At the San Antonio Breast Cancer Conference on December 8, 2004, Dr. Mehta et al. presented
the sequential use of doxorubicin and cyclophosphamide (AC) followed by paclitaxel,
carboplatin, and trastuzumab (TCH) in patient with Her-2 positive breast cancer. A
pathological complete remission (pCR) was seen in 7 of 8 patients. All patients received
2-4 cycles of AC followed by 4 cycles of 3 weekly TCH regimens. Only 1 of 8 patients had a
3mm residual invasive carcinoma in the biopsy scan. Moreover, 7 of 7 patients with palpable
lymph nodes demonstrated no residual cancer after this neoadjuvant regimen.
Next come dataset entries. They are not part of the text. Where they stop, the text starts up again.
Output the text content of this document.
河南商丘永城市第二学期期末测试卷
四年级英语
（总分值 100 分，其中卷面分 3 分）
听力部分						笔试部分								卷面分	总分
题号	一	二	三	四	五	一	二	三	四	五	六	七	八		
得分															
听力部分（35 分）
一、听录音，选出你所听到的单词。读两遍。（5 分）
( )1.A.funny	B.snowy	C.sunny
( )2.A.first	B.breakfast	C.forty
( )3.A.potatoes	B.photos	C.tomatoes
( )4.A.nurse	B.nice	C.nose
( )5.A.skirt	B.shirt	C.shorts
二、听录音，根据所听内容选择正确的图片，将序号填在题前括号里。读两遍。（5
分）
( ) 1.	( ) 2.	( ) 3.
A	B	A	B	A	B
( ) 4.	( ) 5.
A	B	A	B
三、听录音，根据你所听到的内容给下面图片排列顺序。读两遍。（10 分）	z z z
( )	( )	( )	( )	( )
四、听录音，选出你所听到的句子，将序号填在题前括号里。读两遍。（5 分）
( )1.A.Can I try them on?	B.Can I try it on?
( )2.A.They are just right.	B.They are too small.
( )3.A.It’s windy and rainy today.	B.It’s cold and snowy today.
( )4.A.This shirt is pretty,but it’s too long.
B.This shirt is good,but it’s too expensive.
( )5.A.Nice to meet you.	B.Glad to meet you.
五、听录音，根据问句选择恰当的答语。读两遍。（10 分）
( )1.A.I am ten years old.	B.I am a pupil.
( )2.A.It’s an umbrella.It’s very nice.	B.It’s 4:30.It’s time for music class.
On April 18, 2005, an interim analysis of the first Phase III randomized study confirmed a
significant benefit in the use of bevacizumab as first-line treatment for metastatic breast
cancer. This multi-center study enrolled 722 women with previously untreated metastatic
breast cancer and randomized the patients to receive adjuvant paclitaxel with or without
bevacizumab. The trial excluded women who had her-2/neu positive breast cancer unless they
received trastuzumab previously or were unable to receive this medication. The interim
analysis showed a progression-free survival and early indication of survival benefit with
the addition of bevacizumab to chemotherapy compared to chemotherapy alone. These findings
were presented at ASCO this year.

In a separate trial, GM-CSF was used in breast cancer patients treated with adriamycin based
chemotherapy as the preferred growth factor in a neoadjuvant setting. The initial results
are suggestive of improved survival of breast cancer patients given 6 versus 5 versus 4
cycles of chemotherapy with GM-CSF support. Higher dendritic cell (DC) trafficking showed a
trend toward improved survival. Moreover, patient comparison before and after treatment
showed that the percentage of S100+ DC significantly increased over the course of GM-CSF
treatment. The results form the basis of current hypothesis that the primary tumor may be
an in vivo antigenic stimulus for dendritic cell trafficking, and that the combination of
prolonged neoadjuvant chemotherapy with GM-CSF induced immune enhancement may contribute to
better tumor control and better survival.